年金は英語で「アニュイティー:annuity」、または「ペンション:pension」といいます。前者の「annuity」はラテン語の「アナス:annus」を語源としています。「annus」は「1年」という意味です。「annus」と同じ語源を持つ単語として「記念日:アニバーサリー:anniversary」、「年次報告書:アニュアルレポート:annual‐report」、「紀元・西暦:アノ ドミニ:anno domini」などがあります。日本語の「年金」は「annuity」を元にその訳語となったと考えられています。
次に後者の「pension」の語源を説明します。日本の公的年金である国民年金と厚生年金の積立金の管理・運用を行っている機関を、「年金積立金管理運用独立行政法人:ガバメントペンションインベストメントファンド(Government Pension Investment Fund)」、略して「GPIF(政府年金運用基金)」と呼んでいますので、現在の年金の訳語としては「ペンション」のほうが適しています。
「ペンション:pension」はラテン語の「ペンド:pendo」を語源としています。「pendo」の元々の意味は「吊るす」、「ぶら下げる」です。古代西欧人のお金の支払いは、硬貨をはかりで測って払われたので、「ペンド:pendo」は「吊るす」「ぶら下げる」の他に「支払い」も意味するようになりました。
「pension」と同じ「吊るす」「支払う」という語源を有する単語としては「ペンダント:pendant」、「サスペンダー(ズボン釣り):suspender」、「費用:expense(外に支払うということ)」などがあります。年金は毎年定期的・継続的に給付されるものなので、支払いを意味する「pension」が年金を表すようになったのです。

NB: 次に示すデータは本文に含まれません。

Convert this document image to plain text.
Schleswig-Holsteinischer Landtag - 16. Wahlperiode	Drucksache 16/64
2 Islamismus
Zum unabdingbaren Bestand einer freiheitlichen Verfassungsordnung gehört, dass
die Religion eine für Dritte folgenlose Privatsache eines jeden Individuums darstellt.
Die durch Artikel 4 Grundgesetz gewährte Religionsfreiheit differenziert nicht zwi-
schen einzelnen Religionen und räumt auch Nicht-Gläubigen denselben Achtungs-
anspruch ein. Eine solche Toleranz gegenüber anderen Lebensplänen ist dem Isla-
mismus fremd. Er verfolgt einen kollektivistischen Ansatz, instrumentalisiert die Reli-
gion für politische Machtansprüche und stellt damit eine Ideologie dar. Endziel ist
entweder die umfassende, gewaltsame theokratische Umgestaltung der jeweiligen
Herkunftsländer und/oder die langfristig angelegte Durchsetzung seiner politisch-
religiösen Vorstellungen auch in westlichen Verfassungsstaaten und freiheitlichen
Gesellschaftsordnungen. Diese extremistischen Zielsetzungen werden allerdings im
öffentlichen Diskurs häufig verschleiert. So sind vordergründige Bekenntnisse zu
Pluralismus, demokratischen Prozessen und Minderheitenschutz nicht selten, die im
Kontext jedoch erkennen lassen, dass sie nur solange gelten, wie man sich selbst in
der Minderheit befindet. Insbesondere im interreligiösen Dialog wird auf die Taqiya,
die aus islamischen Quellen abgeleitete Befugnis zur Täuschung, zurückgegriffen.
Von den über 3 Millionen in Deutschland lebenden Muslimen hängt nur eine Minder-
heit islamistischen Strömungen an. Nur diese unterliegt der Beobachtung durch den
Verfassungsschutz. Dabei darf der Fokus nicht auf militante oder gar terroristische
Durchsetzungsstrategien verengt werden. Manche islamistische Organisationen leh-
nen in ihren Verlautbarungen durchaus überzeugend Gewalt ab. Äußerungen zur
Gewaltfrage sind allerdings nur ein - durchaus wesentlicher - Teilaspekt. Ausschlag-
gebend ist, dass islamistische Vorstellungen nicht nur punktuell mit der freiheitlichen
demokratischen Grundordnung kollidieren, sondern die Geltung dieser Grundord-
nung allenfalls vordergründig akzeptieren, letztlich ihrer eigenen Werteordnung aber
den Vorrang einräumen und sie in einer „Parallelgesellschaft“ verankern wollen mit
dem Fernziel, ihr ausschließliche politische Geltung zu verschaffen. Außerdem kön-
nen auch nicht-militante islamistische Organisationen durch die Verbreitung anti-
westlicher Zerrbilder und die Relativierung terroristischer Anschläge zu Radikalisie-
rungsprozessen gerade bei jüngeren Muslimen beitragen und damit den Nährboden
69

さて、「ペンション」というと私たち日本人は「洋風の民宿」をイメージするのでないでしょうか。「洋風民宿=ペンション」は、フランス語の「パンシオン」(綴りは英語のpensionと同じ)が元となっています。フランスの年金受給者層の中には、子供が巣立った後の空き部屋を民宿に作り替え、比較的安価な宿代で提供する人もいましたが、これが元となって日本でも洋風の民宿のことを「ペンション」と呼ぶようになったようです。したがって、フランスでは年金も民宿もどちらも「パンシオン」となります。ちなみに英語圏では民宿は「ゲストハウス」となります。
政府は今年5月に「資産所得倍増計画」を発表しましたが、欧州では昔から、年金支給を補完する不動産収益などの「資産所得」を得る社会的な経緯があったのです。